They found Armstrong lying on his back in the snowy path, his face as white as the drift that pillowed his head, Newbold's heavy revolver still clutched in his right hand and a bloody, welling smudge on his left breast over his heart. It was the woman who broke the silence.

"Oh," she sobbed, "It can't be—"

"Dead," said Maitland solemnly.

"And it might have been by my hand," muttered Newbold to himself in horror.

"He'll never cause no more trouble to nobody in this world, Miss Enid an' gents," said old Kirkby gravely. "Well, he was a damned fool an' a damned villain in some ways," continued the old frontiersman reflectively in the silence broken otherwise only by the woman's sobbing breaths, "but he had some of the qualities that go to make a man, an' I ain't doubtin' but what them last words of hisn was mighty near true.

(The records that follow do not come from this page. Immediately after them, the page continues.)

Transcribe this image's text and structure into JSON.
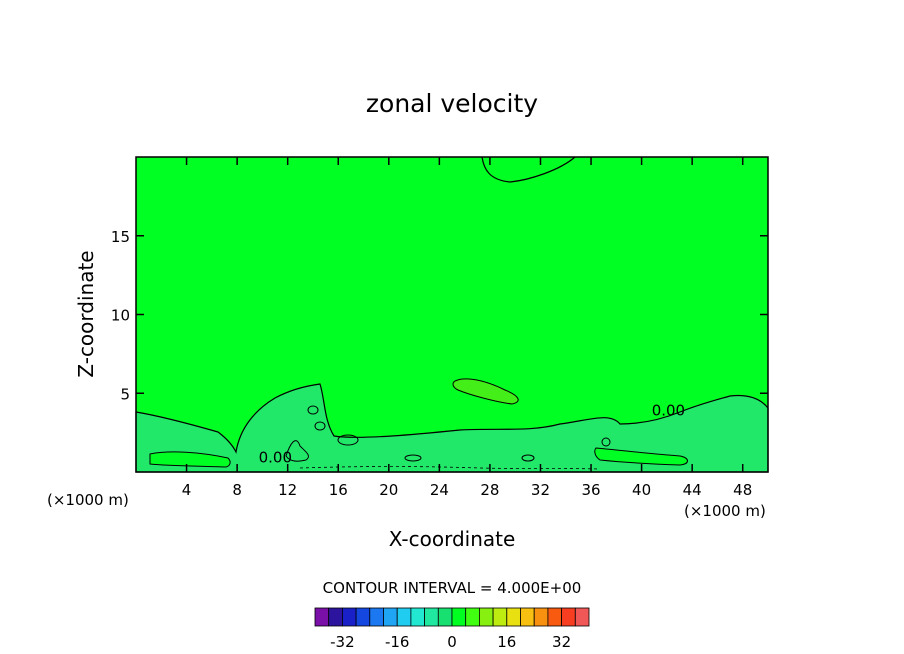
{
  "chart_data": {
    "type": "heatmap",
    "title": "zonal velocity",
    "xlabel": "X-coordinate",
    "ylabel": "Z-coordinate",
    "x_unit_left": "(×1000 m)",
    "x_unit_right": "(×1000 m)",
    "xlim": [
      0,
      50
    ],
    "ylim": [
      0,
      20
    ],
    "x_ticks": [
      4,
      8,
      12,
      16,
      20,
      24,
      28,
      32,
      36,
      40,
      44,
      48
    ],
    "y_ticks": [
      5,
      10,
      15
    ],
    "contour_interval_text": "CONTOUR INTERVAL = 4.000E+00",
    "contour_labels": [
      {
        "text": "0.00",
        "x": 40.8,
        "y": 3.6
      },
      {
        "text": "0.00",
        "x": 9.7,
        "y": 0.6
      }
    ],
    "colorbar": {
      "levels": [
        -40,
        -36,
        -32,
        -28,
        -24,
        -20,
        -16,
        -12,
        -8,
        -4,
        0,
        4,
        8,
        12,
        16,
        20,
        24,
        28,
        32,
        36,
        40
      ],
      "colors": [
        "#7a10a8",
        "#2d149e",
        "#1a20c8",
        "#1446e0",
        "#1c78f0",
        "#20a4f4",
        "#20ccf0",
        "#22e8d2",
        "#20e8a0",
        "#18e070",
        "#00ff20",
        "#40ff10",
        "#88f010",
        "#bcec10",
        "#e8e010",
        "#f8c010",
        "#f89010",
        "#f85a10",
        "#f83e20",
        "#f05858",
        "#f08c8c"
      ],
      "tick_labels": [
        "-32",
        "-16",
        "0",
        "16",
        "32"
      ],
      "tick_values": [
        -32,
        -16,
        0,
        16,
        32
      ]
    },
    "background_color": "#00ff22",
    "regions": [
      {
        "level": "0 to 4",
        "color": "#00ff22",
        "desc": "upper domain"
      },
      {
        "level": "-4 to 0",
        "color": "#22e86a",
        "desc": "near-surface layer below zero contour"
      },
      {
        "level": "4 to 8",
        "color": "#44ee18",
        "desc": "mid-level positive blob"
      }
    ]
  }
}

Ef he had met a gal like you earlier in his life he mought have been a different man."


CHAPTER XXVI

THE DRAUGHT OF JOY

The great library was the prettiest room in Robert Maitland's magnificent mansion in Denver's most favored residence section. It was a long, low studded room with a heavy beamed ceiling. The low book cases, about five feet high, ran between all the windows and doors on all sides of the room. At one end there was a huge open fireplace built of rough stone, and as it was winter a cheerful fire of logs blazed on the hearth. It was a man's room preëminently. The drawing room across the hall was Mrs. Maitland's domain, but the library reflected her husband's picturesque if somewhat erratic taste. On the walls there were pictures of the west by Remington, Marchand, Dunton, Dixon and others, and to set them off finely mounted heads of bear and deer and buffalo. Swords and other arms stood here and there. The writing table was massive and the chairs easy, comfortable and inviting. The floor was strewn with robes and rugs. From the windows facing westward, since the house was set on a high hill, one could see the great rampart of the range.